I'm writing a little hobby tool to examine the UCD (it prints a markdown table) and am quite confused about the database. I'm using ucd-parse to read the database, which has its own pitfalls, like not being able to just read from memory. But what ultimately confuses me is that a UCD table row contains a name and a unicode 1.0 name. What further confuses me is that the name, for example contains just <control>
for control characters, and doesn't actually tell you anything about what the character really is. Why is Unicode like this?
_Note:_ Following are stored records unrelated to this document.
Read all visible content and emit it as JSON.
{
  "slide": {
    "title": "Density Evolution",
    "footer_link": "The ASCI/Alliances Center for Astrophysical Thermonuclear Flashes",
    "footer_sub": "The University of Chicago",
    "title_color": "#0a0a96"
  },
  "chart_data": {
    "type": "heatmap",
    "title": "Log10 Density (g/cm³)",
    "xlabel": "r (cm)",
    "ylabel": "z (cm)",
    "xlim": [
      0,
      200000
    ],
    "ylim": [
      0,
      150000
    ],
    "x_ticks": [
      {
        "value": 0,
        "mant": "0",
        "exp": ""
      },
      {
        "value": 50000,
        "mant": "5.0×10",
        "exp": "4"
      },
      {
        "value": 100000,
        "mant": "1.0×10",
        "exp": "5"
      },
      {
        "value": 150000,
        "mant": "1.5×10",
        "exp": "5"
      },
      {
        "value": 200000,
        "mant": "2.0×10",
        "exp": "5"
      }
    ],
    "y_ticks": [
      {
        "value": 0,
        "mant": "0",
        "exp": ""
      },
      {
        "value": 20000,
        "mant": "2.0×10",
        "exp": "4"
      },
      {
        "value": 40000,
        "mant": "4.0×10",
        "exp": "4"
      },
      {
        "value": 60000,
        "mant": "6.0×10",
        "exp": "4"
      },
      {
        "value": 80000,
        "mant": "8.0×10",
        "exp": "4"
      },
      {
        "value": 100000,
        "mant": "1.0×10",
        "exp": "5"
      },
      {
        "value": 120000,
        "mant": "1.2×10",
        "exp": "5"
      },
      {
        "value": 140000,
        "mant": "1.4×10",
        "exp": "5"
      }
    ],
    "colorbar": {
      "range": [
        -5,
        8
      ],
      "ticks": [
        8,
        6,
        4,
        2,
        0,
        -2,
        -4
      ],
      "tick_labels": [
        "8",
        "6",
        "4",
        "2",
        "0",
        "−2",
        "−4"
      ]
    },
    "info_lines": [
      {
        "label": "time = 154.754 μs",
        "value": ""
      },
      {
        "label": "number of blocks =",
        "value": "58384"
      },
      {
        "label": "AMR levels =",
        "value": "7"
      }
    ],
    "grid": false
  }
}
Which attribute should I use (name
or unicode1_name
)?
To try to work around this clunky way of doing things I've tried this algorithm:
use ucd_parse::{parse as parse_ucd, UnicodeData, UnicodeDataExpander};
// ...
println!("Loading UCD");
// Load the Unicode rows
let data: Vec<UnicodeData> = match parse_ucd(tempdir.path()) {
Ok(d) => d,
Err(e) => {
eprintln!("Error: the downloaded UCD is invalid: {}", e);
return;
}
};
// Expand all the rows into the full Unicode character set
let data: Vec<UnicodeData> = UnicodeDataExpander::new(data.iter().cloned()).collect();
println!("Loaded {} unicode characters", data.len());
let mut outfile = match File::create("ucd.md") {
Ok(f) => f,
Err(e) => {
eprintln!("Error: file creation failed for file ucd.dic: {}", e);
return;
}
};
let mut chars: BTreeMap<String, BTreeMap<u32, String>> = BTreeMap::new();
data.iter().for_each(|row| {
chars
.entry(row.general_category.clone())
.or_insert_with(BTreeMap::new)
.insert(
row.codepoint.value(),
if row.unicode1_name.clone().is_empty() && !row.name.clone().is_empty() {
row.name.clone()
} else if !row.unicode1_name.is_empty() && row.name.clone().is_empty() {
row.unicode1_name.clone()
} else if !row.name.clone().is_empty() && !row.unicode1_name.clone().is_empty() {
row.unicode1_name.clone()
} else {
String::from("Unspecified")
},
);
});
Probably not the best way of doing things, but I couldn't really think of another way of resolving this issue. Is there another way I'm unaware of?